Dr. Abdoulaye SANOGO : Le Schéma National d’Aménagement du Territoire est un outil très précieux, un outil de référence, un outil d’orientation en matière de développement socio-économique et culturel d’un pays, c’est aussi un outil de prospective parce qu’il parle du futur, il fait le bilan territorial tout ce que nous avons comme potentialités, comme contraintes. Le schéma pose aussi les grands enjeux en matière d’Aménagement du territoire, il va également parler des options d’aménagement du territoire qui s’offrent à nous si nous voulons aller vers un pays développé et équilibré, il va fixer des orientations en disant voilà des options de développement mais voilà aussi les directions à suivre et cela par secteur d’activités. Le Mali n’avait jamais eu un Schéma National d’Aménagement du Territoire, c’est une première.

 

ORTM 1 : Depuis quand, le Mali dispose-t-il d’un Schéma National d’Aménagement du Territoire ?

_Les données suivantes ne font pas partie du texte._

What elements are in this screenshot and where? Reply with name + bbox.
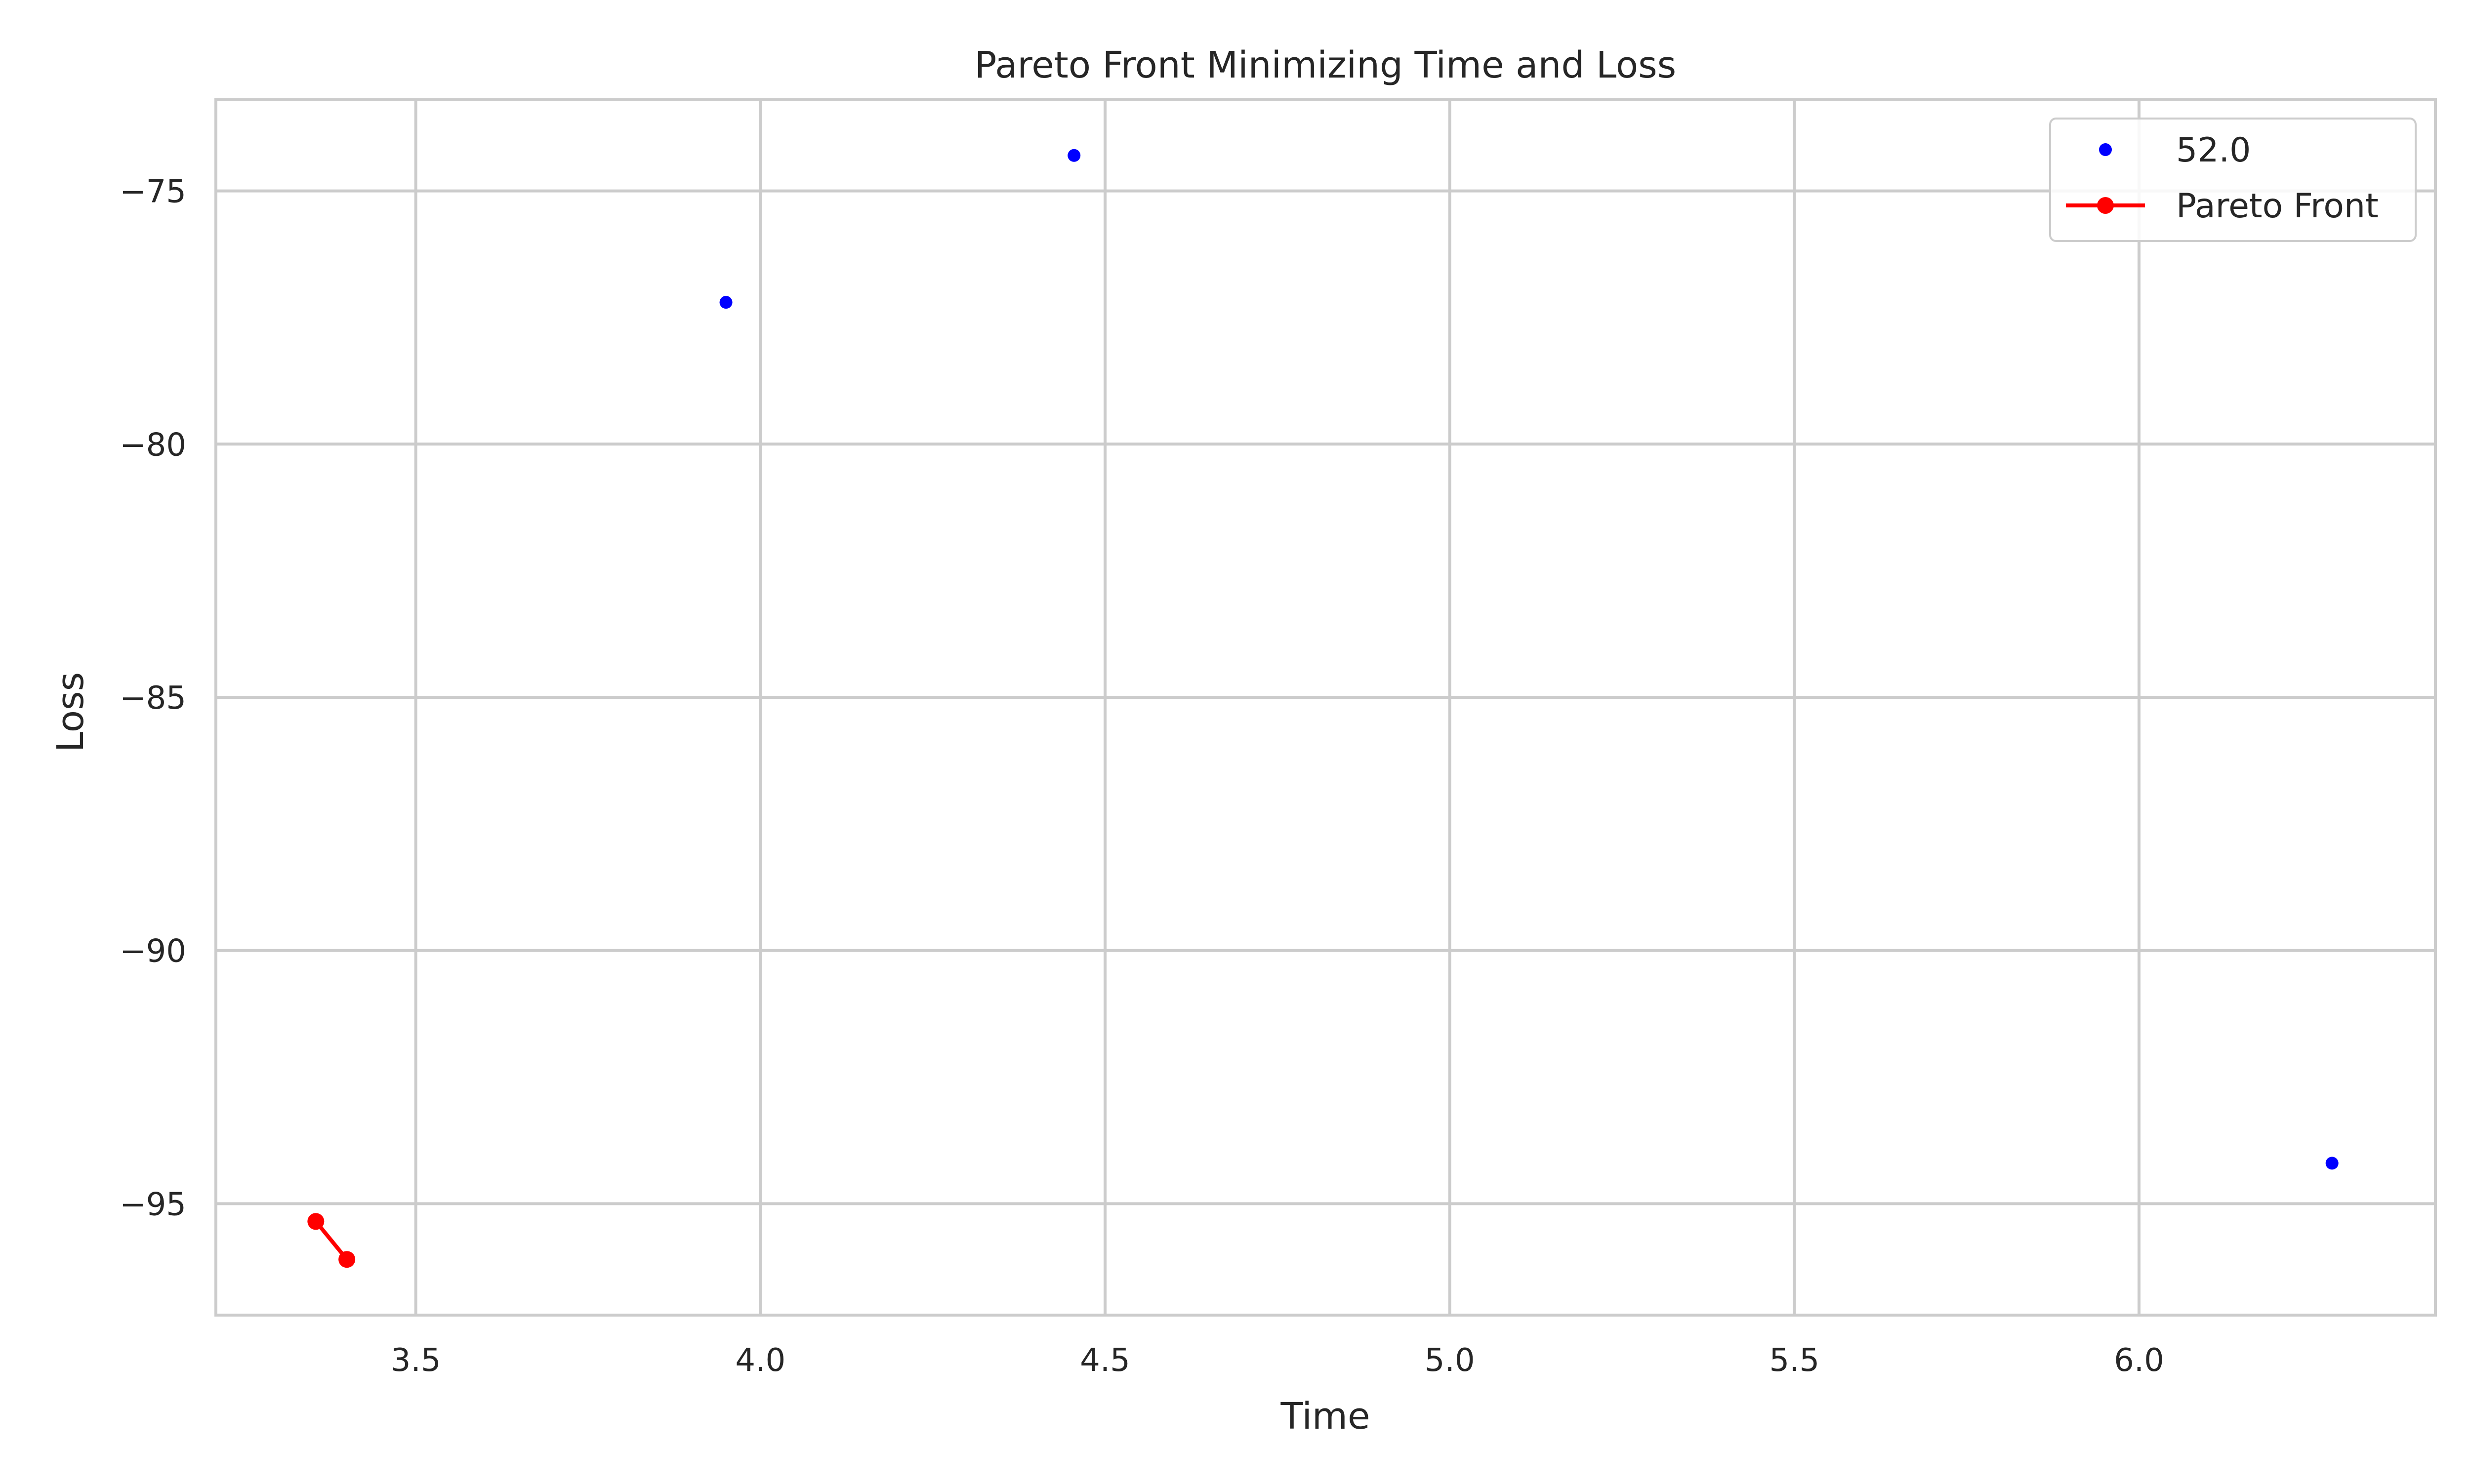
scatter-point: [1068, 149, 1081, 162]
plot-frame: [214, 98, 2437, 1317]
y-tick-label: −75: [120, 174, 186, 210]
y-axis-label: Loss: [49, 672, 92, 752]
x-tick-label: 4.5: [1080, 1342, 1130, 1379]
y-tick-label: −90: [120, 933, 186, 970]
tick-labels: 3.5 4.0 4.5 5.0 5.5 6.0 −75 −80 −85 −90 −95: [120, 174, 2164, 1379]
scatter-point: [2325, 1157, 2339, 1170]
legend-marker-scatter: [2099, 143, 2112, 156]
legend: 52.0 Pareto Front: [2049, 118, 2417, 242]
x-axis-label: Time: [1280, 1395, 1370, 1438]
pareto-front-point: [338, 1251, 356, 1268]
chart-title: Pareto Front Minimizing Time and Loss: [975, 44, 1676, 86]
data-marks: [307, 149, 2339, 1268]
pareto-front-point: [307, 1213, 325, 1230]
y-tick-label: −95: [120, 1186, 186, 1223]
y-tick-label: −80: [120, 427, 186, 463]
legend-marker-pareto: [2097, 197, 2114, 214]
y-tick-label: −85: [120, 680, 186, 717]
legend-box: [2049, 118, 2417, 242]
legend-label-pareto-front: Pareto Front: [2176, 187, 2379, 226]
legend-label-series-1: 52.0: [2176, 131, 2251, 170]
x-tick-label: 6.0: [2114, 1342, 2164, 1379]
x-tick-label: 5.5: [1769, 1342, 1819, 1379]
x-tick-label: 5.0: [1425, 1342, 1475, 1379]
x-tick-label: 4.0: [735, 1342, 785, 1379]
scatter-point: [719, 296, 733, 309]
x-tick-label: 3.5: [391, 1342, 441, 1379]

Dr. Abdoulaye SANOGO : Depuis 2022, c’est très récent. Nous ne sommes pas les seuls, même dans la sous-région certains n’en disposent pas jusqu’à preuve du contraire donc nous sommes en avance sur beaucoup de pays concernant l’élaboration d’un Schéma National d’Aménagement du Territoire.

 

ORTM 1 : Dites-nous, comment il est élaboré et comment il est mis en œuvre, que va-t-il changer réellement ?

Dr. Abdoulaye SANOGO : Le Schéma National d’Aménagement du Territoire obéit à un processus participatif et inclusif. Nous avons mené une série de rencontres, de concertations avec l’ensemble des acteurs Étatiques et les acteurs non Étatiques, il s’agit de la société civile, le secteur privé et aussi les partenaires de notre pays. C’est un processus qui a duré quelques mois pour ne pas dire 2 à 3 ans, il y’a eu des ateliers de préparation, des ateliers de lancement pour partager la méthodologie, les approches et ils ont regroupé plus de 3000 acteurs sur le territoire national. Il y’a eu des ateliers au niveau local, qui ont réunis les communes par cercle, il y’a eu aussi des ateliers au niveau des régions qui ont réunis les acteurs régionaux, il y’a aussi eu des ateliers au niveau national, tout cela pour dégager une vision claire pour ensemble connaître notre territoire parce que nous ne pouvons pas aller vers un développement si nous ne savons pas ce que nous avons comme potentialités, ce qui nous empêche d’aller de l’avant. Il nous permet aussi de décrire des scénarios c’est-à-dire un futur possible en disant par exemple si nous suivons la tendance actuelle comment notre pays sera dans 20 ans, il dira aussi comment on sera dans 20 ans si les choses n’évoluent pas comme on le souhaite et là c’est un scénario catastrophe. Donc il nous permet de choisir ce que nous voulons être dans 20 ans en dégageant des stratégies pour ne pas tomber dans le scénario catastrophe.

 

ORTM 1 : Mais on dirait que vous détenez quelque part une boule de cristal pour  nous dire ce qui va arriver !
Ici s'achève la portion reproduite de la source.